In our 2025 PC and mobile antivirus functionality and performance analysis research, we designed and added new evaluation factors based on our detection performance analysis and input from end-users and security stakeholders. Figure 1 shows a categorized list of factors our research team considered valuable in commercial antivirus applications. In particular, we focused on “ Rapid Updates and Maintenance” because of its impact on an antivirus’s detection performance, which we tested repeatedly over an extended period.

Figure 1. Valuable factors for PC/mobile antivirus
Before conducting the performance tests, our research team gathered feedback from individual users and security personnel in various companies and organizations. This feedback was actively incorporated into the study by summarizing the questions we received through our blogs and related press releases, as well as through direct contact. Figure 2 displays the main questions we received.

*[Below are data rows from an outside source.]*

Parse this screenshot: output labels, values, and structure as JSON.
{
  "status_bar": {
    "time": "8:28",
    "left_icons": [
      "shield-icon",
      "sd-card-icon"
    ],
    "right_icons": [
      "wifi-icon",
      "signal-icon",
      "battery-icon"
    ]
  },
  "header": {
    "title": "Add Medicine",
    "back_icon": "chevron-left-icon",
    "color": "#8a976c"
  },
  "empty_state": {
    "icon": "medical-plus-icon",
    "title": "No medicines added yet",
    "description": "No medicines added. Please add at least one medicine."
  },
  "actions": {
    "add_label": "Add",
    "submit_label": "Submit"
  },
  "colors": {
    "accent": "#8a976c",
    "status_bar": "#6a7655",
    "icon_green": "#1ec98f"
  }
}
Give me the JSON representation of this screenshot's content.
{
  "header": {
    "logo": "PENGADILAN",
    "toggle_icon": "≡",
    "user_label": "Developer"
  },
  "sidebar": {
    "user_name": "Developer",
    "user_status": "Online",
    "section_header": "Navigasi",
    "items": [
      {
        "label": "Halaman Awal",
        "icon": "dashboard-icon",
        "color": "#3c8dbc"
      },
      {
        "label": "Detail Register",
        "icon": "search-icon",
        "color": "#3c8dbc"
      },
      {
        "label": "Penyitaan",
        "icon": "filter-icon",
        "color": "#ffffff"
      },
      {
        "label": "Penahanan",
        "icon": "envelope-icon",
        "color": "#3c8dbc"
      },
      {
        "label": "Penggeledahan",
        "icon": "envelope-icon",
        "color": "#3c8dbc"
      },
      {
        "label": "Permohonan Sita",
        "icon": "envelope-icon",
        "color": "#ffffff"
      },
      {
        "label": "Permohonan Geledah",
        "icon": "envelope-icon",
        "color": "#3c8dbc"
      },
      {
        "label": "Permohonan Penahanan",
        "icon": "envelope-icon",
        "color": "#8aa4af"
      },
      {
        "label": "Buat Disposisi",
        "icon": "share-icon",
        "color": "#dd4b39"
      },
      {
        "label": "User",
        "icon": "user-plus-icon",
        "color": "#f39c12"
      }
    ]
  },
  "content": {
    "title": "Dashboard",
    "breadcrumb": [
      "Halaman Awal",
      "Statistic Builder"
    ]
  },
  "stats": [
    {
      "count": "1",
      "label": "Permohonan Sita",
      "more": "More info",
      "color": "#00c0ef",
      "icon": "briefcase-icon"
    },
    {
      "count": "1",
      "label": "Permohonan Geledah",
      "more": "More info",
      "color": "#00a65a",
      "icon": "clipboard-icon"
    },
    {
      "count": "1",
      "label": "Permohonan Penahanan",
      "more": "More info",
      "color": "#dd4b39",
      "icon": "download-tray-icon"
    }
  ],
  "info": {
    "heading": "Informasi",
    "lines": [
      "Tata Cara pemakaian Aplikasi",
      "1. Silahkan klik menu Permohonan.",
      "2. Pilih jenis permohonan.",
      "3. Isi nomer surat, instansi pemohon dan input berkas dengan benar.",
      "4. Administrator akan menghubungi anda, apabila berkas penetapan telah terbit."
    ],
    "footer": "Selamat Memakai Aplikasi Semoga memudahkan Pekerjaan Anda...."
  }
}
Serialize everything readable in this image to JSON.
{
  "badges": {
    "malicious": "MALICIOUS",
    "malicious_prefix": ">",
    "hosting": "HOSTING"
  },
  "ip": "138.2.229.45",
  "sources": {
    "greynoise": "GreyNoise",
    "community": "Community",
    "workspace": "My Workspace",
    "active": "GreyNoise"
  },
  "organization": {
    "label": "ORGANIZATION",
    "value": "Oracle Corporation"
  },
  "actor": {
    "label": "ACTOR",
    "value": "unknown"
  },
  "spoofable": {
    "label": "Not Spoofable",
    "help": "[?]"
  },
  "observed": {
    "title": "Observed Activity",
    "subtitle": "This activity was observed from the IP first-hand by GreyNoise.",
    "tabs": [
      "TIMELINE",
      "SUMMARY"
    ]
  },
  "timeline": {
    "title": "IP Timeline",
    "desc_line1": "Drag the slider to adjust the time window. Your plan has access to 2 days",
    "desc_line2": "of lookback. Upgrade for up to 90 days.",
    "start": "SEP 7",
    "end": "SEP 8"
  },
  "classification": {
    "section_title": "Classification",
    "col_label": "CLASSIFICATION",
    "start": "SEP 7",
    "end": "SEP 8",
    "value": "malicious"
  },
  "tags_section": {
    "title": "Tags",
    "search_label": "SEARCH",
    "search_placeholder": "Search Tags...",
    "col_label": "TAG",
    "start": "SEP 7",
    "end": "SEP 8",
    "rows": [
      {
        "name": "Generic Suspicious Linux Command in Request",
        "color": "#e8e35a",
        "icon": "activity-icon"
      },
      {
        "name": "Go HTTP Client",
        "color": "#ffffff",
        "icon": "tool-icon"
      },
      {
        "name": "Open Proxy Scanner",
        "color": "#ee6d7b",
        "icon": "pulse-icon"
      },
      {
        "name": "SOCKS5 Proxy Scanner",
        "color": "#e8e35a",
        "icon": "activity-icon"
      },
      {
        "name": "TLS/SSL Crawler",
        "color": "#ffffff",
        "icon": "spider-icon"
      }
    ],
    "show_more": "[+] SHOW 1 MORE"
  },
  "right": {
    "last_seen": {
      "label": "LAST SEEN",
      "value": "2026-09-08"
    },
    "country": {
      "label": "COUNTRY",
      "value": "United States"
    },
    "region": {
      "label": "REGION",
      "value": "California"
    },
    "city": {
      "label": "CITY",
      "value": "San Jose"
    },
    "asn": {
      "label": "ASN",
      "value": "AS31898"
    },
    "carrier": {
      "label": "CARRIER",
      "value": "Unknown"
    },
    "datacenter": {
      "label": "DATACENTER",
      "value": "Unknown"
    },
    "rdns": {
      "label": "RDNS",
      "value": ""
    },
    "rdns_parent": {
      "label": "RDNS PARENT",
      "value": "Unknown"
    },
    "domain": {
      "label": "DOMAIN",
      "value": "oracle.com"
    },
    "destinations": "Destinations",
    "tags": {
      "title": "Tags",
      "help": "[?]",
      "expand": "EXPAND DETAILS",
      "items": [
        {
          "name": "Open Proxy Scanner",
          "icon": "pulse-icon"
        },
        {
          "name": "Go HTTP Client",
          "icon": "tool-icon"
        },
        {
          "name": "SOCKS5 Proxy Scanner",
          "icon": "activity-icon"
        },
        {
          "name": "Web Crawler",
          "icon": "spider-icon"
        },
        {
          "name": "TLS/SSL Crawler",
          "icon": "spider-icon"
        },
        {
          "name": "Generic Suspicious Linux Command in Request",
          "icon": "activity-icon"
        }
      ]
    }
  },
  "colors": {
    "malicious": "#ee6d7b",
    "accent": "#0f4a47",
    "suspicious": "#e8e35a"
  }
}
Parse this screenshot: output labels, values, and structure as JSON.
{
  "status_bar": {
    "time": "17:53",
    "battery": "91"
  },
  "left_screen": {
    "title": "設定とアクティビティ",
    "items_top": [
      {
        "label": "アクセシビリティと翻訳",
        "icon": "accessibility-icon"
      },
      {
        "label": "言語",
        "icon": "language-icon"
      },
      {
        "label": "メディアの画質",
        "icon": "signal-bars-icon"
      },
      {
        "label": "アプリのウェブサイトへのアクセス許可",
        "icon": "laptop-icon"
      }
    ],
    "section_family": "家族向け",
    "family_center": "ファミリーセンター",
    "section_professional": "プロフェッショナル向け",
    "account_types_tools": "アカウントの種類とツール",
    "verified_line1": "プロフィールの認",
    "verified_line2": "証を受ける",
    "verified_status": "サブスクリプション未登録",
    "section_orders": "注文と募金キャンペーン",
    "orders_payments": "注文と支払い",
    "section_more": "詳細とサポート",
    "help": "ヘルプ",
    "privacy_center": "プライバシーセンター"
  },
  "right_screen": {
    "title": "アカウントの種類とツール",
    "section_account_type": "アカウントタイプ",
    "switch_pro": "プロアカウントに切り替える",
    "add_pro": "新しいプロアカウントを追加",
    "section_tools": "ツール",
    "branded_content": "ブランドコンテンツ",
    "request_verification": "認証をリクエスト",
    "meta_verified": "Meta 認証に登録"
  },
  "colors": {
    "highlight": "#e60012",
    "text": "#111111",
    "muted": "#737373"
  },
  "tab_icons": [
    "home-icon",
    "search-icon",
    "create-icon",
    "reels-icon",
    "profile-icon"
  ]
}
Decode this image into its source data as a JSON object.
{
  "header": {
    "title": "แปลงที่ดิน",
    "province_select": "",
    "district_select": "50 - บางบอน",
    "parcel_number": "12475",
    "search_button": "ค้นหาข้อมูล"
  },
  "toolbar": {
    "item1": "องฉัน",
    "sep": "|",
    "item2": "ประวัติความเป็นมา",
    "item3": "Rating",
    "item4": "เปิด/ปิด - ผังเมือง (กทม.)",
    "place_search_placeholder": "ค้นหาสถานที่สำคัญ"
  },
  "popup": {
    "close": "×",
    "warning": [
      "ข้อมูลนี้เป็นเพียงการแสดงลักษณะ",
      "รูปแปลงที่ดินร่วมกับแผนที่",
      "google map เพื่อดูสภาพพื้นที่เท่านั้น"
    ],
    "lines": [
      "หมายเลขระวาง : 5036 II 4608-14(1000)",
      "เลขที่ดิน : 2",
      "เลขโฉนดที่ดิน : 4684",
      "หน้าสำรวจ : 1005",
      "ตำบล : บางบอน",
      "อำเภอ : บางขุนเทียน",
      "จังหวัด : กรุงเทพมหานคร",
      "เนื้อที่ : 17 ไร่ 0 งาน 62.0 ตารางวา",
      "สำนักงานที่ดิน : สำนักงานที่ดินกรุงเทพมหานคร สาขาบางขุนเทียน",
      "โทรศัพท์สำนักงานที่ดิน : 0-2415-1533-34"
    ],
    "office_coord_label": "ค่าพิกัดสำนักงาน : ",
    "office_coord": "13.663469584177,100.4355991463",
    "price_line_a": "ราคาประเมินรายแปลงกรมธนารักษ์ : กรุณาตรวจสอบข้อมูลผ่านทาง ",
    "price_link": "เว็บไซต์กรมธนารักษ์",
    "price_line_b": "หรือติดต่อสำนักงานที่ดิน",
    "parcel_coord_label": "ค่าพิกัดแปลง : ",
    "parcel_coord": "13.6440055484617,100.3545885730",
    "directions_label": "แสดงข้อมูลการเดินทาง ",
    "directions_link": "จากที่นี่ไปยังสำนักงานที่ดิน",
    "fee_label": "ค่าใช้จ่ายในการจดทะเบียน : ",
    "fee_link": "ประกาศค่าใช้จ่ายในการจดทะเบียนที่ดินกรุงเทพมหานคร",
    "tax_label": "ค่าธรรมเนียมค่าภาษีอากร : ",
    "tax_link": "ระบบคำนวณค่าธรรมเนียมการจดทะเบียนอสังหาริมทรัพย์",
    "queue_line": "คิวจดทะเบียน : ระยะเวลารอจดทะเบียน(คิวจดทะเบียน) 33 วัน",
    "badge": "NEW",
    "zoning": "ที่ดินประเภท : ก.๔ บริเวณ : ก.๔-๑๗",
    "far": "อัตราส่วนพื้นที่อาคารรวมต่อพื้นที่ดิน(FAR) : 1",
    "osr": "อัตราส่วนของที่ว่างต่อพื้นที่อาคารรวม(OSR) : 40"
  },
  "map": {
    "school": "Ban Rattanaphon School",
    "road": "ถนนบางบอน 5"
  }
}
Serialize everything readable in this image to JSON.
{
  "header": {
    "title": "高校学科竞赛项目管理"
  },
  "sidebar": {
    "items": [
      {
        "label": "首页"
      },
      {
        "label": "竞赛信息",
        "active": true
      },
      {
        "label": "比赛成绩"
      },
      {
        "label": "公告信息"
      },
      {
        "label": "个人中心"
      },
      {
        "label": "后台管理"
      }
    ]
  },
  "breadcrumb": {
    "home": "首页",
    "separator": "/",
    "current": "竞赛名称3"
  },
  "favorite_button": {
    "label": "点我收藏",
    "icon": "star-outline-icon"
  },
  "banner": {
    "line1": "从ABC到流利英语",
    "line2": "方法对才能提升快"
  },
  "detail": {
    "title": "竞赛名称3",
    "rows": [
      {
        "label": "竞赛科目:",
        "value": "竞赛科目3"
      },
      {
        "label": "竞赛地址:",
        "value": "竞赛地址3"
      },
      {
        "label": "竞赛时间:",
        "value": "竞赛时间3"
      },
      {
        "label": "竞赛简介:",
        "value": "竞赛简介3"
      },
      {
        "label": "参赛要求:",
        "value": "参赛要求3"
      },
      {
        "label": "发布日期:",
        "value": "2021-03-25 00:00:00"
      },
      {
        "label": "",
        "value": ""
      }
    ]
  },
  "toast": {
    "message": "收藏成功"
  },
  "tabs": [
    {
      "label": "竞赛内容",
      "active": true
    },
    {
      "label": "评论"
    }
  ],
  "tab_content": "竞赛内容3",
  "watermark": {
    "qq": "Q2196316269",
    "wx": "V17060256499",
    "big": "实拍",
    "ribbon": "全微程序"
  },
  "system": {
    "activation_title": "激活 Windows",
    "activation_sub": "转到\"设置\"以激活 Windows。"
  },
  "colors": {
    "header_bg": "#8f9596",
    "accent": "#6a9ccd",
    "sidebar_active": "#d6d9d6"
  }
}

Figure 2. Top questions about antivirus
This antivirus functionality and performance test was conducted on PCs and mobile devices, with the experimental scenarios outlined below.
PC
1) Quarterly new malware real-time and detection accuracy (Q2-Q4 24)
2) Comparison between paid and free versions of antivirus software
3) Comparison of executable (EXE), document (doc, ppt, xls, pdf, etc.), and ransomware detection performance
Mobile
1) Real-time and deep scan testing of malware Apps collected for one year
2) Group A/B mobile antivirus test (based on whether or not the engines are provided to VirusTotal)
Methodology for Testing PC and Mobile Antivirus Performance
We selected PC antivirus products for testing that offer individual user versions, including both paid and free options.
- (Criteria 1 for PC) Antivirus products offering both free and paid versions
- (Criteria 2 for PC) Products compatible with Windows that hold a significant domestic and international market share
⇒ 9 products were chosen from around 20 candidates for testing
- (Criteria 1 for Mobile Devices) Products that are top downloaded and top-rated
- (Criteria 2 for Mobile Devices) Products that can be installed on Android operating systems and tablets
- (Criteria 3 for Mobile Devices) 6 products, three of each type based on whether they provide their virus engine to VirusTotal
⇒ 6 products were selected from 11 candidate products for testing

Figure 3. Method for selecting target products for antivirus testing
(First sample) We collected malware using our own malware-collecting tool to compose a large sample, randomly selected from the latest malware collected over the past three months, without applying specific selection filter.
(Second sample) A sample for mobile antivirus testing. We utilized APK files, which are application installation files, sourced from various platforms throughout 2024, including VirusTotal, security institutions, and companies. From these samples, We selected the top 100 samples with the highest detection rates, as determined by VirusTotal engines.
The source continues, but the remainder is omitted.